When you have a process graph in JSON format, as a string, a local file or a URL, you can execute/download it without converting it do a DataCube first. Just pass the string, path or URL directly to Connection.download(), Connection.execute() or Connection.create_job(). For example:

# `execute` with raw JSON string
connection.execute("""
    {
        "add": {"process_id": "add", "arguments": {"x": 3, "y": 5}, "result": true}
    }
""")

# `download` with local path to JSON file
connection.download("path/to/my-process-graph.json")

# `create_job` with URL to JSON file
job = connection.create_job("https://jsonbin.example/my/process-graph.json")

Legacy read_vector usage

In versions up to 0.35.0 of the openEO Python client library, there was an old, deprecated feature in geometry handling of DataCube methods like aggregate_spatial() and mask_polygon() where you could pass a backend-side path as geometries, e.g.:

cube = cube.aggregate_spatial(
    geometries="/backend/path/to/geometries.json",
    reducer="mean"
)

The client would handle this by automatically adding a read_vector process in the process graph, with that path as argument, to instruct the backend to load the geometries from there. This read_vector process was however a backend-specific, experimental and now deprecated process.
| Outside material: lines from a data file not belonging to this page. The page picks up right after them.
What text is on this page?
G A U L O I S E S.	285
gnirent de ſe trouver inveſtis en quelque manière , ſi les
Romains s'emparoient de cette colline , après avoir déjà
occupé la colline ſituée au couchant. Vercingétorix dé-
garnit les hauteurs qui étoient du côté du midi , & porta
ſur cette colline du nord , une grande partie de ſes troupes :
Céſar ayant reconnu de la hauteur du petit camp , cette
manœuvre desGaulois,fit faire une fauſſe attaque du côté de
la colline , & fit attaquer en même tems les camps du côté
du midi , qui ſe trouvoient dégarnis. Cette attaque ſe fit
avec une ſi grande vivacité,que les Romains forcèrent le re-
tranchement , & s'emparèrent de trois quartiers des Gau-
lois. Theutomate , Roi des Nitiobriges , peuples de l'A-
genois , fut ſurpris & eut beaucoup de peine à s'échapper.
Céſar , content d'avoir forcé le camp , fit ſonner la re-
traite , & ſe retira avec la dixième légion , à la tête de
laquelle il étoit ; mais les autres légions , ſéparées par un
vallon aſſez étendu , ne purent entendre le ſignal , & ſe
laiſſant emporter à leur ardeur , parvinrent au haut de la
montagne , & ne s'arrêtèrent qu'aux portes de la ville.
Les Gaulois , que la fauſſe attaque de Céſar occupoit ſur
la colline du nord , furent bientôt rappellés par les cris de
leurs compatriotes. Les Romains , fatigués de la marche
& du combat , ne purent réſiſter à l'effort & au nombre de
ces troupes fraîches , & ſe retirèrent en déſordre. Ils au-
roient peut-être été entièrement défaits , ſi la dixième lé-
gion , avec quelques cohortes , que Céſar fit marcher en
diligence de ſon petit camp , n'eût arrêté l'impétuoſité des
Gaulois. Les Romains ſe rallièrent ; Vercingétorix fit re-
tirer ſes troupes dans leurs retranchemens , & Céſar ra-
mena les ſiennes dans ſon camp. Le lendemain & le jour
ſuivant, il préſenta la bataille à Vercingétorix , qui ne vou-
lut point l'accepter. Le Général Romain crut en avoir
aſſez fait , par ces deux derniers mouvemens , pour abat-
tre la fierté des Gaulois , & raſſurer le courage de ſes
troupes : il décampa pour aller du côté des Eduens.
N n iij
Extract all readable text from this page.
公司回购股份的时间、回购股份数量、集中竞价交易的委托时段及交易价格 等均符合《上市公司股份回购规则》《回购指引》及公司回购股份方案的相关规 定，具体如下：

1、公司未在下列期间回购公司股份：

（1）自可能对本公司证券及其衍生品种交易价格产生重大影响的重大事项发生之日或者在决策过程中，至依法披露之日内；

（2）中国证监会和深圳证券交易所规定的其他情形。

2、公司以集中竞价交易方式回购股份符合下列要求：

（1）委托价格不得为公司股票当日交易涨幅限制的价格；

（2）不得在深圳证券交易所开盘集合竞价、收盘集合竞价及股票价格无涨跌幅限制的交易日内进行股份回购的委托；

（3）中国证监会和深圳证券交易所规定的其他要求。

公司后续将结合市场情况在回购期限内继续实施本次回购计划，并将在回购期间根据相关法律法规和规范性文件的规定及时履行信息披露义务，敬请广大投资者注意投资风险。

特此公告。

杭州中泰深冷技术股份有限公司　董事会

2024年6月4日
Moreover, it assumes that the user has access to (or at least knowledge of) the backend’s file system, which violates the openEO principle of abstracting away backend-specific details.

In version 0.36.0, this old deprecated read_vector feature has been removed, to allow other and better convenience functionality when providing a string in the geometries argument: e.g. load from a URL with standard process load_url, or load GeoJSON from a local clientside path.

If your workflow however depends on the old, deprecated read_vector functionality, it is possible to reconstruct that by manually adding a read_vector process in your workflow, for example as follows:

from openeo.processes import process

cube = cube.aggregate_spatial(
    geometries=process("read_vector", filename="/backend/path/to/geometries.json"),
    reducer="mean"
)

Note that this is also works with older versions of the openEO Python client library.